Saturday, June 19, 2004
Vegetation Situation
Given that the month of May, and now again the month of June have neighbors chatting about how it might not be a waste to start an Ark, also given high temps and humidity, my back yard though small is a jungle. It was cut back to zero two weeks ago and is now over waist high, a wall of vegetation. Either I must buy a sheep or resurrect the clippers and get going. I seem to have already read my whole big fat sack of grocery store books. Might as well get out there and try to find the dirt.

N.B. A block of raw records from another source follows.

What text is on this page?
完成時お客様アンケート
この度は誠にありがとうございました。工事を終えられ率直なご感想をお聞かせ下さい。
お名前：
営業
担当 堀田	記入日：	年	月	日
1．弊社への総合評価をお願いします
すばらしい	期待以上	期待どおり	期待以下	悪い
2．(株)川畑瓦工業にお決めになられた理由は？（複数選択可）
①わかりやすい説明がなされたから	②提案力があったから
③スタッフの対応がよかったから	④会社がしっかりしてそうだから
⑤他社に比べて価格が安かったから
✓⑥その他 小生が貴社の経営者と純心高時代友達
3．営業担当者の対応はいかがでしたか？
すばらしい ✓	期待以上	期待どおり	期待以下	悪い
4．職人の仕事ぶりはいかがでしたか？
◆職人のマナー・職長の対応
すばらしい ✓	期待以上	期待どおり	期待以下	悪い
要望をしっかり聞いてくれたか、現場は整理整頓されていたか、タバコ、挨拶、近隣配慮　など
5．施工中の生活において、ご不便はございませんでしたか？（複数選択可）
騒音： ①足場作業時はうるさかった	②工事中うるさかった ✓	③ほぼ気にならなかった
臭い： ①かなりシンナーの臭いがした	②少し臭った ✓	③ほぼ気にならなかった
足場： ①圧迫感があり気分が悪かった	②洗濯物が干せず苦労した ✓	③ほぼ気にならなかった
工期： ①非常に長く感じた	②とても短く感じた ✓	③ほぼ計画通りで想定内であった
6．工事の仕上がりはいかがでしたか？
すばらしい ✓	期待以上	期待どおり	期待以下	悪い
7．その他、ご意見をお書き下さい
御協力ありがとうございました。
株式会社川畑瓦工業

Hi, ho, Hi, ho, I have to go, And mow.
Friday, June 18, 2004
Grocery Store Book Orgy
I have tooled up for my first weekend as a retired person by getting a big fat sack full of grocery store books. As a little kid I was very high-minded, read WORKS OF LITERATURE, just pounded through authors like Milton and Shakespeare and Thomas Hardy and Dickens...et al. Why? I liked to read and that was all I had. A pair of wealthy literature-lovers gave me their entire library when they both became blind. I read it ...all of it...even practically paralytic stuff like Bacon's Essays. The time for me to take courses in English literature was when I was 10-12 years old and soaking up all that worthy verbiage. That was then and this is now. Now I read grocery store books. I just love a 500 p. book that says on the cover..."had to read it in one sitting"...hahahahahaa! Who reads that fast? I DO!! One weekend I read 7 books like that. I like books where a lot happens. I don't like books where the characters keep taking their own emotional temperature, keep checking their feelings for boo-boos. I don't like romances. I like improbably insane adventures. I don't like books where I have to keep standing the author in the corner for being a potty mouth. I like books where I'm either terrified or laughing and sometimes both at once. So, how would a person like me celebrate retirement? With a big pile of low brow literature. Just finished the first. I highly recommend it! Ghost Riders by Sharyn McCrumb. Never heard of her before this book, but it is great. It is how social studies should be but never is, fabulous historical narrative. It is one of those 500 page books I read in one gulp. Here is the ultimate accolade; it is the kind of book that when you have to go to the bathroom/answer the door/ get some Vernors, you read on the way, while there, and on the return, not noticing surroundings. On to the next book!!
Thursday, June 17, 2004
Pimped My Ride
Mood:
mischievious
A couple of months ago a telemarketer called here offering to highgloss polish my car so it will stay shiny for several years...at a cost less than going to the car wash for a while. Since I haven't even ever washed the Honda, I thought that was a fair deal and said yes. Today was the day. I was up at 4:00 A.M. and driving into the crackiest part of the inner city to this place that pimps people's rides. It was a busy place working on Hummers and other expensive SUV's, the kind of place that puts neon lights under the edge of your running boards, britegold bumpers front and back, tiny scampering Christmas lights around the license plate...stuff like that. They also install car alarm systems from a company called Viper and all the employees wore shirts with shocking snakes on the front. Not really a Honda Accord kind of place. Actually not a place for a little old retired schoolteacher from the suburbs. Now that was a unique waiting room experience. I'm still alive and I did push my luck. I was there for two hours. Decided I was NOT going to watch raunchy cable shows on the TV up in the corner. So I got chatty, made everybody talk, on and on quacking and yakking. I thought, "Mrs. Pollifax Gabs in the Ghetto." Was I secretly intimidated? Yes I was, quite a bit. Getting into the car to come home, I suddenly felt too tired to drive, just filletted and I'm feeling it now. My first adventure as a retired person. How does the car look? Very shiny. I wonder how it would look with pink neon underlights.